Note: I'm going to cross a line here and say that it's okay to use powdered chicken bouillon here.  *GASP*  I know...  This is one of those rare occasions where the salty yellow-colored stuff actually does your dish justice.  However, I've made it with homemade stock and it works just as nicely, if not a little stickier from the natural gelatin.

2-3 large handfuls of greens, roughly chopped
1 1/2 cups Israeli Couscous
2 1/4 cups chicken stock
1/2 onion, finely minced
2 medium carrots, sliced thinly
1 medium boneless skinless chicken breast, cubed
olive oil
salt and pepper to taste

1) In a large saute pan that has a lid, heat a couple tablespoons of olive oil on medium heat.  Add cubed chicken and saute until the chicken begins to brown a bit.

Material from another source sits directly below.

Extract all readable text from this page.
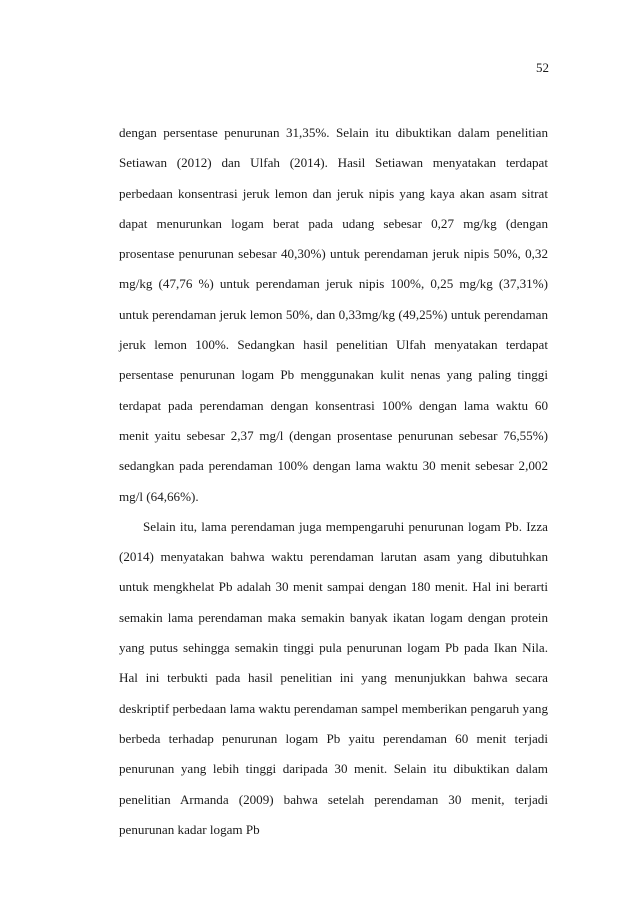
52

dengan persentase penurunan 31,35%. Selain itu dibuktikan dalam penelitian Setiawan (2012) dan Ulfah (2014). Hasil Setiawan menyatakan terdapat perbedaan konsentrasi jeruk lemon dan jeruk nipis yang kaya akan asam sitrat dapat menurunkan logam berat pada udang sebesar 0,27 mg/kg (dengan prosentase penurunan sebesar 40,30%) untuk perendaman jeruk nipis 50%, 0,32 mg/kg (47,76 %) untuk perendaman jeruk nipis 100%, 0,25 mg/kg (37,31%) untuk perendaman jeruk lemon 50%, dan 0,33mg/kg (49,25%) untuk perendaman jeruk lemon 100%. Sedangkan hasil penelitian Ulfah menyatakan terdapat persentase penurunan logam Pb menggunakan kulit nenas yang paling tinggi terdapat pada perendaman dengan konsentrasi 100% dengan lama waktu 60 menit yaitu sebesar 2,37 mg/l (dengan prosentase penurunan sebesar 76,55%) sedangkan pada perendaman 100% dengan lama waktu 30 menit sebesar 2,002 mg/l (64,66%).

Selain itu, lama perendaman juga mempengaruhi penurunan logam Pb. Izza (2014) menyatakan bahwa waktu perendaman larutan asam yang dibutuhkan untuk mengkhelat Pb adalah 30 menit sampai dengan 180 menit. Hal ini berarti semakin lama perendaman maka semakin banyak ikatan logam dengan protein yang putus sehingga semakin tinggi pula penurunan logam Pb pada Ikan Nila. Hal ini terbukti pada hasil penelitian ini yang menunjukkan bahwa secara deskriptif perbedaan lama waktu perendaman sampel memberikan pengaruh yang berbeda terhadap penurunan logam Pb yaitu perendaman 60 menit terjadi penurunan yang lebih tinggi daripada 30 menit. Selain itu dibuktikan dalam penelitian Armanda (2009) bahwa setelah perendaman 30 menit, terjadi penurunan kadar logam Pb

2) Add more oil if needed along with the carrots, onions, and a small pinch of salt.  Saute until the vegetables begin to soften.

3) Add the couscous and a more oil if needed.  Stir constantly, sauteing until the couscous is lightly toasted.  It can begin to brown a little, but do not burn it.

4) Quickly add all of the chicken stock.  Bring to a boil, reduce to low, cover, and let simmer about 10-12 minutes.

5) In the last 2-3 minutes of cooking when the liquid is almost gone, add all the greens and cover the pan so they will wilt.  Once they've wilted a bit, stir them into the couscous.  If things start sticking, add a little water to loosen it up.

6) Taste and adjust the seasoning.  Serve immediately.  A good sprinkle of good Parmesan cheese on top of each dish wouldn't hurt.